A crise atual evidencia uma pergunta incômoda: o compromisso empresarial com diversidade resiste quando deixa de ser lucrativo?

A queda de 60% no investimento de multinacionais na Parada LGBT+ da Avenida Paulista acende um alerta importante sobre a dependência excessiva de grandes patrocinadores privados para sustentar eventos culturais e de diversidade no Brasil. Quando mudanças no ambiente político internacional passam a impactar diretamente decisões de marcas globais, precisamos discutir alternativas mais sustentáveis, e principalmente mais honestas, sobre o compromisso das empresas com inclusão, direitos humanos e diversidade.

Nos últimos anos, o discurso corporativo em torno da diversidade virou ativo de reputação. Empresas disputaram espaço em campanhas publicitárias, coloriram logotipos durante o mês do orgulho LGBTQIA+ e passaram a associar suas marcas a valores progressistas. Mas a retração repentina de investimentos em ações de diversidade mostra que, para muitas delas, inclusão nunca foi política estrutural: era estratégia de marketing.
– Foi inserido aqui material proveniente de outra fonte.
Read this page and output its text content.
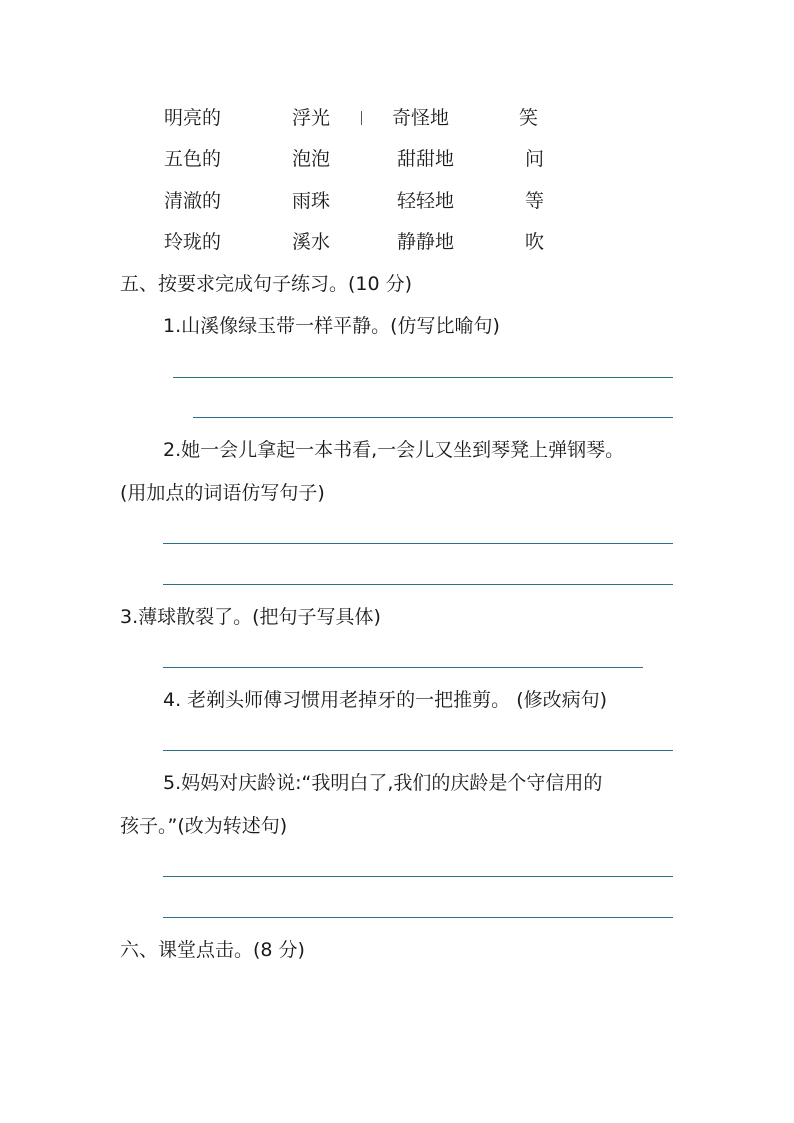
明亮的	浮光	奇怪地	笑
五色的	泡泡	甜甜地	问
清澈的	雨珠	轻轻地	等
玲珑的	溪水	静静地	吹
五、按要求完成句子练习。(10 分)
1.山溪像绿玉带一样平静。(仿写比喻句)
2.她一会儿拿起一本书看,一会儿又坐到琴凳上弹钢琴。
(用加点的词语仿写句子)
3.薄球散裂了。(把句子写具体)
4. 老剃头师傅习惯用老掉牙的一把推剪。 (修改病句)
5.妈妈对庆龄说:“我明白了,我们的庆龄是个守信用的
孩子。”(改为转述句)
六、课堂点击。(8 分)
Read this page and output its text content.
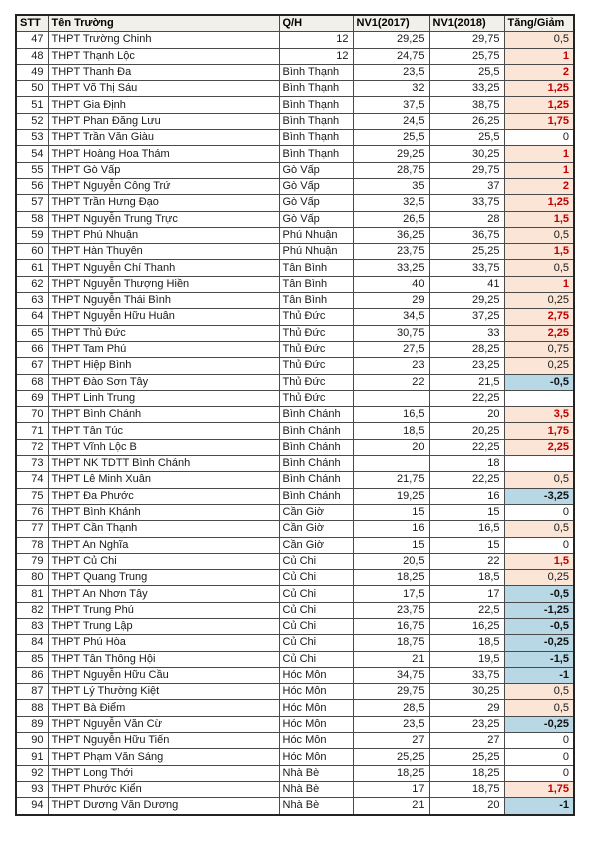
STT	Tên Trường	Q/H	NV1(2017)	NV1(2018)	Tăng/Giảm
47	THPT Trường Chinh	12	29,25	29,75	0,5
48	THPT Thạnh Lộc	12	24,75	25,75	1
49	THPT Thanh Đa	Bình Thạnh	23,5	25,5	2
50	THPT Võ Thị Sáu	Bình Thạnh	32	33,25	1,25
51	THPT Gia Định	Bình Thạnh	37,5	38,75	1,25
52	THPT Phan Đăng Lưu	Bình Thạnh	24,5	26,25	1,75
53	THPT Trần Văn Giàu	Bình Thạnh	25,5	25,5	0
54	THPT Hoàng Hoa Thám	Bình Thạnh	29,25	30,25	1
55	THPT Gò Vấp	Gò Vấp	28,75	29,75	1
56	THPT Nguyễn Công Trứ	Gò Vấp	35	37	2
57	THPT Trần Hưng Đạo	Gò Vấp	32,5	33,75	1,25
58	THPT Nguyễn Trung Trực	Gò Vấp	26,5	28	1,5
59	THPT Phú Nhuận	Phú Nhuận	36,25	36,75	0,5
60	THPT Hàn Thuyên	Phú Nhuận	23,75	25,25	1,5
61	THPT Nguyễn Chí Thanh	Tân Bình	33,25	33,75	0,5
62	THPT Nguyễn Thượng Hiền	Tân Bình	40	41	1
63	THPT Nguyễn Thái Bình	Tân Bình	29	29,25	0,25
64	THPT Nguyễn Hữu Huân	Thủ Đức	34,5	37,25	2,75
65	THPT Thủ Đức	Thủ Đức	30,75	33	2,25
66	THPT Tam Phú	Thủ Đức	27,5	28,25	0,75
67	THPT Hiệp Bình	Thủ Đức	23	23,25	0,25
68	THPT Đào Sơn Tây	Thủ Đức	22	21,5	-0,5
69	THPT Linh Trung	Thủ Đức		22,25	
70	THPT Bình Chánh	Bình Chánh	16,5	20	3,5
71	THPT Tân Túc	Bình Chánh	18,5	20,25	1,75
72	THPT Vĩnh Lộc B	Bình Chánh	20	22,25	2,25
73	THPT NK TDTT Bình Chánh	Bình Chánh		18	
74	THPT Lê Minh Xuân	Bình Chánh	21,75	22,25	0,5
75	THPT Đa Phước	Bình Chánh	19,25	16	-3,25
76	THPT Bình Khánh	Cần Giờ	15	15	0
77	THPT Cần Thạnh	Cần Giờ	16	16,5	0,5
78	THPT An Nghĩa	Cần Giờ	15	15	0
79	THPT Củ Chi	Củ Chi	20,5	22	1,5
80	THPT Quang Trung	Củ Chi	18,25	18,5	0,25
81	THPT An Nhơn Tây	Củ Chi	17,5	17	-0,5
82	THPT Trung Phú	Củ Chi	23,75	22,5	-1,25
83	THPT Trung Lập	Củ Chi	16,75	16,25	-0,5
84	THPT Phú Hòa	Củ Chi	18,75	18,5	-0,25
85	THPT Tân Thông Hội	Củ Chi	21	19,5	-1,5
86	THPT Nguyễn Hữu Cầu	Hóc Môn	34,75	33,75	-1
87	THPT Lý Thường Kiệt	Hóc Môn	29,75	30,25	0,5
88	THPT Bà Điểm	Hóc Môn	28,5	29	0,5
89	THPT Nguyễn Văn Cừ	Hóc Môn	23,5	23,25	-0,25
90	THPT Nguyễn Hữu Tiến	Hóc Môn	27	27	0
91	THPT Phạm Văn Sáng	Hóc Môn	25,25	25,25	0
92	THPT Long Thới	Nhà Bè	18,25	18,25	0
93	THPT Phước Kiển	Nhà Bè	17	18,75	1,75
94	THPT Dương Văn Dương	Nhà Bè	21	20	-1
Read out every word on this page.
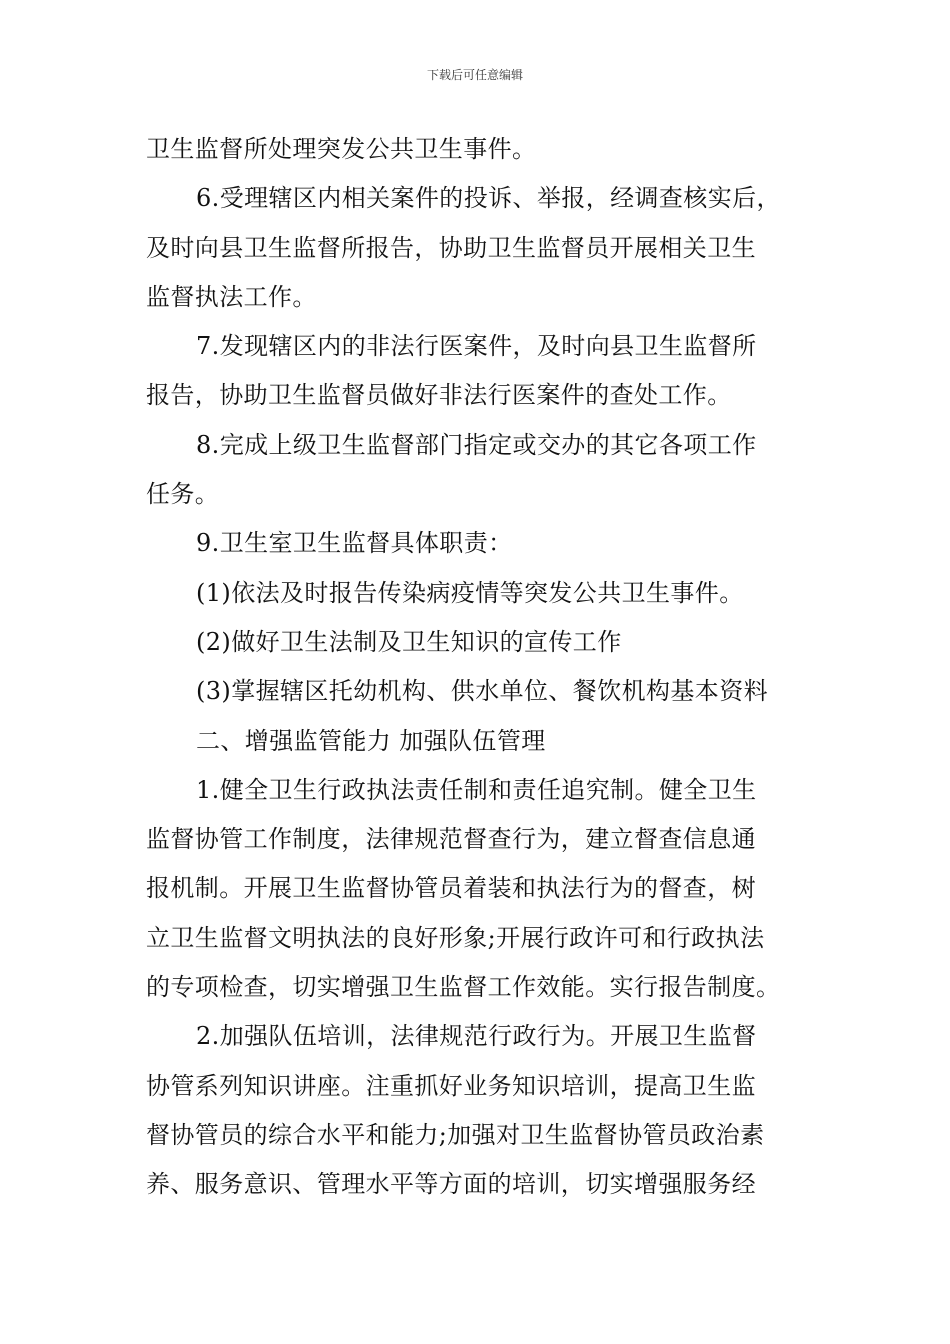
下载后可任意编辑
卫生监督所处理突发公共卫生事件。
6.受理辖区内相关案件的投诉、举报，经调查核实后，
及时向县卫生监督所报告，协助卫生监督员开展相关卫生
监督执法工作。
7.发现辖区内的非法行医案件，及时向县卫生监督所
报告，协助卫生监督员做好非法行医案件的查处工作。
8.完成上级卫生监督部门指定或交办的其它各项工作
任务。
9.卫生室卫生监督具体职责：
(1)依法及时报告传染病疫情等突发公共卫生事件。
(2)做好卫生法制及卫生知识的宣传工作
(3)掌握辖区托幼机构、供水单位、餐饮机构基本资料
二、增强监管能力 加强队伍管理
1.健全卫生行政执法责任制和责任追究制。健全卫生
监督协管工作制度，法律规范督查行为，建立督查信息通
报机制。开展卫生监督协管员着装和执法行为的督查，树
立卫生监督文明执法的良好形象;开展行政许可和行政执法
的专项检查，切实增强卫生监督工作效能。实行报告制度。
2.加强队伍培训，法律规范行政行为。开展卫生监督
协管系列知识讲座。注重抓好业务知识培训，提高卫生监
督协管员的综合水平和能力;加强对卫生监督协管员政治素
养、服务意识、管理水平等方面的培训，切实增强服务经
O problema é mais profundo do que o cancelamento de patrocínios. Dentro das empresas brasileiras, departamentos de ESG e diversidade frequentemente operam sem orçamento próprio, sem autonomia e, principalmente, sem poder real de decisão. Em muitos casos, esses setores existem apenas para responder a demandas externas de imagem, relatórios internacionais ou pressão de investidores, mas não participam das decisões centrais de negócios.

Esse cenário reforça também a importância do investimento público na cultura e nas pautas de diversidade. Durante minha gestão na Secretaria de Cultura, fortalecemos o apoio às paradas LGBT+ das periferias por meio de recursos públicos, entendendo esses eventos não apenas como celebrações, mas como instrumentos de cidadania, pertencimento e movimentação econômica local. Foi uma forma de descentralizar investimentos culturais e reduzir a dependência exclusiva de grandes patrocinadores privados.

A crise atual mostra que, quando a diversidade depende apenas do humor do mercado ou da pressão política internacional, ela se torna frágil. O verdadeiro compromisso com inclusão precisa estar na estrutura das empresas e também nas políticas públicas, com financiamento contínuo, participação social e compromisso que sobreviva às mudanças de cenário político e econômico.

Talvez a saída para este momento esteja justamente em algo que aprendemos nos últimos anos: descentralizar não é enfraquecer. É multiplicar.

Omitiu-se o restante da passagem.